Friday morning the Qual will be at Wes Lee's Property. From Thomasville take 319 south. Take the first right after crossing the FL/Ga State line (Hwy 12). Take frist right after turning onto Hwy 12 (Beth Page Rd). Follow Beth Page Rd back into GA and turn right onto T Berry Lane.

Please remeber that the Dow is being used to determine running order.

Thanks

Valarie Marks


----------



## Brenda (Sep 4, 2004)

North Fla Qual callbacks to the last series
3,6,7,9,11,15,16,18,24,25,29,31,32

13 total


----------



## Smackwater (Apr 5, 2004)

Jacksonville Derby Call Backs to the 4th.
2,6,7,8,14,15,18,23,25,26

10 Dogs


----------



## g_fiebelkorn (Jul 31, 2006)

Thanks for the callback postings.


----------



## Brenda (Sep 4, 2004)

North Florida Qual Results

1st-#3 Molly O/H Steve Ferguson
2nd-#6 Mona O/H Ken Neil
3rd-#7 Flicka O/H Roger Magnusson
4th-#18 Line O/H Joe Altenburg
RJ- #25 Deuce H/Bruce Halverson O/Corey Wise
Jams- 16,24,29

Congrats to All !!


----------



## Brenda (Sep 4, 2004)

Jacksonville Ret Club Qual callbacks to the last series

4,7,8,12,20,21,24

7 total


----------



## jenbrowndvm (Sep 25, 2011)

For the Q tomorrow dog 20 will start. 8 am at Dog Pond.


----------



## byounglove (Mar 2, 2005)

what are the first derby placements?


----------



## Beverly Burns (Apr 20, 2006)

1st-Bootie/Talley
2nd-Rumble/Curtis
3rd-Deck/Hays
4th-Jazz/Burns
RJ-Coast/Marks
Jam-14,26,23


----------



## byounglove (Mar 2, 2005)

Congrats Jerry Bev and Jazz!
Good job.


----------



## Chris Videtto (Nov 4, 2010)

Congrats to Jef and Bootie!
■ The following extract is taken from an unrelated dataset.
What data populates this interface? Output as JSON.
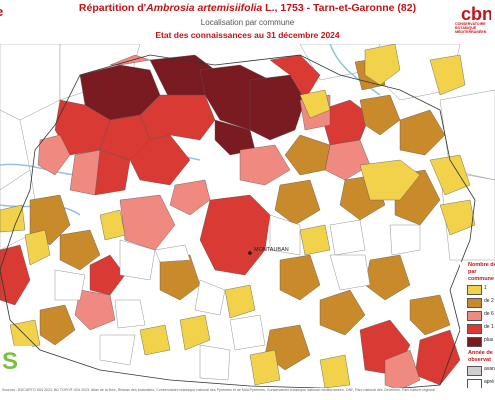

That is 4 wins and 2 seconds in the last 6 derbies! Pretty impressive! Also congrats to Bev and Jerry with Jazz continuing to do very well!

Chris


----------



## HiddenAcresRetrievers (Nov 3, 2013)

Qual Results for Jacksonville RC 

1st #21 Storm H/ Keith Farmer O/Mike Keen, Brad Arington
2nd #12 Chip H/ Marc Patton O/Vic Sullivan
3rd #8 Tucker H/O Roger Magnussen
4th #7 Pearl H/O Mike Peters 
RJ #20 Piper H Brad Arington O/Gordon Stephens
JAM #24 Ginny H/Marc Patton O/Bob Johnston


----------



## Spring (Mar 10, 2012)

Proud of SpringHill's Prince Charles MH (aka "Chip") for earning his QAA. Thanks to Marc and Jamie Patton for their outstanding training and dedication.


----------